El presidente Petro prometió, muy al inicio de su mandato, reemplazar progresivamente los ingresos petroleros por los derivados del turismo. Para ello lanzó toda una estrategia mediática con el llamativo posicionamiento del eslogan de Colombia, el país de la belleza. Una apuesta muy arriesgada fue dejar de producir combustibles fósiles para reemplazarlos por una industria verde, sin chimeneas. Sin embargo, transcurridos más de tres años, los ingresos de petróleo han caído a niveles no registrados hace décadas y, de paso, perdimos la autosuficiencia en gas natural.

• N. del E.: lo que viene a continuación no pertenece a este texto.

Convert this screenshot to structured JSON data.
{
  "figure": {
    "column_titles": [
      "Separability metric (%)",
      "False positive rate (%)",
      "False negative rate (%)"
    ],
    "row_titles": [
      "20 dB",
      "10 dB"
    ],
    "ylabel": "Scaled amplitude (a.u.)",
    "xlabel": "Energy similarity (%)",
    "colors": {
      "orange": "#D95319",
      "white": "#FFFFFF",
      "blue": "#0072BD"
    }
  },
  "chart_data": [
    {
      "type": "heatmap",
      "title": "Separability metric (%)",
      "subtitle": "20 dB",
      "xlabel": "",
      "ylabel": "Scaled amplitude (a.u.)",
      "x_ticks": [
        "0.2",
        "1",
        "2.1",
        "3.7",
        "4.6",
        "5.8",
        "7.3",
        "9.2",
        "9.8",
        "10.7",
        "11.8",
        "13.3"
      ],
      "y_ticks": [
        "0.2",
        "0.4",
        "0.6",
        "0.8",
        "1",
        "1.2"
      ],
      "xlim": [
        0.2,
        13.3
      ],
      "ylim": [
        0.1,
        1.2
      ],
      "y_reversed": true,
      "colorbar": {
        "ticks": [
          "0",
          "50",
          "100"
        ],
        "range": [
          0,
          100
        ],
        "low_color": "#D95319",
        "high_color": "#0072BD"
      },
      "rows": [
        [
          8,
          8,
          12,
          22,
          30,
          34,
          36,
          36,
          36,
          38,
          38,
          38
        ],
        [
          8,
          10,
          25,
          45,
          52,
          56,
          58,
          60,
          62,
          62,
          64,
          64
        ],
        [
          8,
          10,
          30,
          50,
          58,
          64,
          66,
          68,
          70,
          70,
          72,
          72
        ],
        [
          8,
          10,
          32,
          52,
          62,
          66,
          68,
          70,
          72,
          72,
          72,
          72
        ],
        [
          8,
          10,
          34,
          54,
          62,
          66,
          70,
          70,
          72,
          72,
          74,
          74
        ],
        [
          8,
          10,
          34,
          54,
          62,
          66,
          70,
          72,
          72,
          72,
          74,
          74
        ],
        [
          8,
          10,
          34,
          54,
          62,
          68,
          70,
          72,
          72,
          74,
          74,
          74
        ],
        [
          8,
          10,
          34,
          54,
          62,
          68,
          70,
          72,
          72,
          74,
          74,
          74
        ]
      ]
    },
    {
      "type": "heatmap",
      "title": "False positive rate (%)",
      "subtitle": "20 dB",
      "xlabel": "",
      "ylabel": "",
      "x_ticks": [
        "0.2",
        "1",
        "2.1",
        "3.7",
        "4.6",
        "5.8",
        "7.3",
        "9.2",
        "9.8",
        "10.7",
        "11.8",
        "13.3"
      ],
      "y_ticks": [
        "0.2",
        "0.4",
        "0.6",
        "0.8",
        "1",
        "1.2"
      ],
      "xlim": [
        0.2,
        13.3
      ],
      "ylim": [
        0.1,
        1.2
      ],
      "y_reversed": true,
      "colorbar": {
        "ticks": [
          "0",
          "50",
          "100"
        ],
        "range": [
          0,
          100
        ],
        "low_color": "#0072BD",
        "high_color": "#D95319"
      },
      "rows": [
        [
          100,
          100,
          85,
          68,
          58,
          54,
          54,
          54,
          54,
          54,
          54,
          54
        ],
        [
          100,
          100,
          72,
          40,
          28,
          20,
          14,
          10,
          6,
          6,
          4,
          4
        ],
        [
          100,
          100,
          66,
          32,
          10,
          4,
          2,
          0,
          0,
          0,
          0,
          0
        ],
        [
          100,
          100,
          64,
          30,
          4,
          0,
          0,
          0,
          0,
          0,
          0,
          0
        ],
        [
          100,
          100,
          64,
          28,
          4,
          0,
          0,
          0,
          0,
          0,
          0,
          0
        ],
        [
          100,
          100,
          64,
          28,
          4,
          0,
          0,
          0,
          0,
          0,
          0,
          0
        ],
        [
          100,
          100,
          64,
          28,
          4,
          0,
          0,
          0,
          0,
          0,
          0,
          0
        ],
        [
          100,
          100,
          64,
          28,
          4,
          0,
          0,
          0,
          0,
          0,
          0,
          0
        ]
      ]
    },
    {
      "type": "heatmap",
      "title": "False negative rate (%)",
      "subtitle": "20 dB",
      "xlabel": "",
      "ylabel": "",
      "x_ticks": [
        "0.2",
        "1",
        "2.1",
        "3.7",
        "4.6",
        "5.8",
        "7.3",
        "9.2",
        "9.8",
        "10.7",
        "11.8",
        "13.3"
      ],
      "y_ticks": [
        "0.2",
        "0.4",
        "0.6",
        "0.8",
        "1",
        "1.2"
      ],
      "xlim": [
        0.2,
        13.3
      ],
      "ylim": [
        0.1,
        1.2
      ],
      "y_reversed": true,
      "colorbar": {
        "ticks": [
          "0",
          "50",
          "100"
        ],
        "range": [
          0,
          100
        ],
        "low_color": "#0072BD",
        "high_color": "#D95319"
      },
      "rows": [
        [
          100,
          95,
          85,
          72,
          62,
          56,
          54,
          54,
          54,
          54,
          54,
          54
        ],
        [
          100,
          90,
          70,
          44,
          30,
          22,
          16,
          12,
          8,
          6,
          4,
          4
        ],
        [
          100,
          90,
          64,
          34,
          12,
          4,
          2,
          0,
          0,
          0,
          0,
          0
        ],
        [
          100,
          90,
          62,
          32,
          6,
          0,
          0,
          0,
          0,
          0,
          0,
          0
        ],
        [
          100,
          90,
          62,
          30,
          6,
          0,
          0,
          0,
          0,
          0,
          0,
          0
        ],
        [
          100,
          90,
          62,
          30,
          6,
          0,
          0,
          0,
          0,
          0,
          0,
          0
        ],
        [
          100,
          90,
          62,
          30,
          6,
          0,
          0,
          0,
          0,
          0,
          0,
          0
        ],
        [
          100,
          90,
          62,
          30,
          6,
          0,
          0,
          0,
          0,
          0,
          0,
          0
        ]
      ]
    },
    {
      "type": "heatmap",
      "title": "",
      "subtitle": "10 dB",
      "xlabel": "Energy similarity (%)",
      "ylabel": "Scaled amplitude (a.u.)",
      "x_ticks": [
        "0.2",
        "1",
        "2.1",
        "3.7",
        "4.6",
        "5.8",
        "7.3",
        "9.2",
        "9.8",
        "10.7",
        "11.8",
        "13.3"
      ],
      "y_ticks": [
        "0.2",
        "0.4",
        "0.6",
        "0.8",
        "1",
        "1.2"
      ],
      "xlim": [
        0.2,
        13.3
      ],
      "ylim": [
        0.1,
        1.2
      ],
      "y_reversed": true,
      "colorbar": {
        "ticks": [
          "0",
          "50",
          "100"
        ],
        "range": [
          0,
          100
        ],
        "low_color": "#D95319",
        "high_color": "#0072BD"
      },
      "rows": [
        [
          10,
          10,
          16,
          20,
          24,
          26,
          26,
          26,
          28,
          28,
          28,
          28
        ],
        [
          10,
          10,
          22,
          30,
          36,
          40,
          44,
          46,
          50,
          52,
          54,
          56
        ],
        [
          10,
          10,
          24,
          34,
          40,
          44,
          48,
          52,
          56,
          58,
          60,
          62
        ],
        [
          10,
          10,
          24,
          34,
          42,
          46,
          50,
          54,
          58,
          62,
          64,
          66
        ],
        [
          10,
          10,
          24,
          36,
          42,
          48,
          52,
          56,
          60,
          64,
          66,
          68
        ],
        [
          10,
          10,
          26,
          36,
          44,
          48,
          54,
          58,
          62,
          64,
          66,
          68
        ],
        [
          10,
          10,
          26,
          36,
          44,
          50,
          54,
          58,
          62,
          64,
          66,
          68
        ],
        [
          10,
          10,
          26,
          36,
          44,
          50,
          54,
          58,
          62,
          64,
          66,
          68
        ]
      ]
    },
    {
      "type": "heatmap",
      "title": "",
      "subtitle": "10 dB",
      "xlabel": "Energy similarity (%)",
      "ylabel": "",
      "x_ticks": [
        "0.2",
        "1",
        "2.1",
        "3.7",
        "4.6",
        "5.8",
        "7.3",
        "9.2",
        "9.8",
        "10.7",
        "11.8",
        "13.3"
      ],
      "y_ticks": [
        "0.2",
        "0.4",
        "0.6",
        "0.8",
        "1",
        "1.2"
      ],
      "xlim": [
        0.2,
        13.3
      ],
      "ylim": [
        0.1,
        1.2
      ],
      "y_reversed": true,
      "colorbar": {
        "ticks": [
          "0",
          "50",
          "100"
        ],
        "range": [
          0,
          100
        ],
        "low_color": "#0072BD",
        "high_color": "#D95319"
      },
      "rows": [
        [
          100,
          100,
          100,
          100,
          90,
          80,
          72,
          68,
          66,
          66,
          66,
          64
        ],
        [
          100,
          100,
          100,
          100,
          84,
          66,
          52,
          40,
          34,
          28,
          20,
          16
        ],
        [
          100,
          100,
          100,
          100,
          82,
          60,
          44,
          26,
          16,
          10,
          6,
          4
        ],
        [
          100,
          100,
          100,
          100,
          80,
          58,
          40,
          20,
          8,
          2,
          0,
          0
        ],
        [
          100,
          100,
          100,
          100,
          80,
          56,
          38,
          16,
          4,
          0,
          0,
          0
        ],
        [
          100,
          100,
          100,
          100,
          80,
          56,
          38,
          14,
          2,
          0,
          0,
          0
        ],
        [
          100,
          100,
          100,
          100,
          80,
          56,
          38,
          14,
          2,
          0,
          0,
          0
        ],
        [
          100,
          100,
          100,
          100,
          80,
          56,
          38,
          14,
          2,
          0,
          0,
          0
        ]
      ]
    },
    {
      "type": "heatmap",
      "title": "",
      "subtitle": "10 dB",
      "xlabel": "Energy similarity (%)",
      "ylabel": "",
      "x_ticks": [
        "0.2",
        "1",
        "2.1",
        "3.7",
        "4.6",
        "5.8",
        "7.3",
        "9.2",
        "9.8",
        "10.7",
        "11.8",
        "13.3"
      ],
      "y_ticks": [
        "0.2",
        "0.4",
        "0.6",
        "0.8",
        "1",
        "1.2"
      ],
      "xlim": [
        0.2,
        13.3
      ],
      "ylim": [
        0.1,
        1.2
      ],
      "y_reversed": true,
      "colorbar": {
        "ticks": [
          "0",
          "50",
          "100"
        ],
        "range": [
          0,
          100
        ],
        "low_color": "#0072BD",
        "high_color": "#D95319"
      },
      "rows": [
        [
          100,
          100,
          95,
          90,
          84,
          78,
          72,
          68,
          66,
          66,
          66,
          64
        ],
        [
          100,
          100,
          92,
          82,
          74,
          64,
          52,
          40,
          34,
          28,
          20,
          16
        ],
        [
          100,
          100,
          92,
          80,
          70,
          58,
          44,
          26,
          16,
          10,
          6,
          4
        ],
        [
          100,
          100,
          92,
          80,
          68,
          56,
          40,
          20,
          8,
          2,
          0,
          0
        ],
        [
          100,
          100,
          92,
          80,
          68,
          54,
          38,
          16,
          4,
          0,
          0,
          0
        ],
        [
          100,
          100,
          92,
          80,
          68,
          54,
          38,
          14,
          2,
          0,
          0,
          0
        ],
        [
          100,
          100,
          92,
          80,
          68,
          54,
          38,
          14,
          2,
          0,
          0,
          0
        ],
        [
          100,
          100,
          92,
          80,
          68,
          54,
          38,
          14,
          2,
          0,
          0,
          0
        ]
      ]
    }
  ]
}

Promesa cumplida, dirán los áulicos de siempre, pero la segunda parte —la de transformarnos en una potencia turística— está encaminada a convertirse en un gran fiasco. Entre 2023 y 2024, el Gobierno celebró el incremento en la llegada de extranjeros al país, pero toda la algarabía se apagó a mediados de 2025, cuando las cifras empezaron a decaer. Como siempre, el silencio inundó los micrófonos oficiales.

Los reportes más recientes de Cotelco muestran cómo la ocupación hotelera se desplomó desde finales de 2025 y en lo transcurrido de 2026. De acuerdo con la Asociación Hotelera y Turística de Colombia, el año dorado del país fue 2022, con una ocupación nacional promedio del 61,3 %, frente a un 2025 que ha sido considerado el peor año al registrar una ocupación estimada del 50 % y sin crecimientos desde 2024. Es evidente que en 2022 se dio un efecto rebote por la pandemia. No obstante, también reflejó el enorme esfuerzo que hizo el gobierno Duque por reactivar la conectividad terrestre y aérea, con planes de contingencia y operativos de vacunación masiva en las zonas turísticas como San Andrés.

El factor más importante detrás del declive turístico puede estar en el incremento de la percepción de inseguridad del país, que ha crecido, en particular, a nivel externo. Las advertencias a viajeros emitidas por países como Estados Unidos y Reino Unido, con alertas relacionadas con crecimiento en el secuestro, atracos y terrorismo, parecen haber frenado en seco a los turistas de alto poder adquisitivo. Estos son los que realmente generan los mayores ingresos, ya que el “turismo de mochila” hace crecer los números, pero no se traduce en una efectiva movilización de las economías de las zonas turísticas.

Por ejemplo, Medellín decreció en un 10 % su ocupación hotelera entre 2022 y 2025; mientras que Bogotá, el hub de ingreso al país, lo ha hecho en un 8 %. Se conocen casos de inversionistas que han frenado sus proyectos de inversión en turismo y, además, las empresas se quejan del incremento asociado a los costos de seguridad privada y seguros que restan competitividad al país en materia turística.

Tristemente, esa percepción de inseguridad se trasladó, afectando al turismo nacional frente a hechos notorios como el reinicio de los secuestros terrestres en las mismas entradas a Bogotá, lo cual no se veía desde hacía décadas.

La tozudez de este gobierno en mantener una laxitud frente a reconocidos delincuentes le está pasando una factura más a los colombianos: una ‘paz total’ que no llegó al país y un tema de debate más que el candidato oficialista no quiere asumir ni responsabilizarse frente a los colombianos.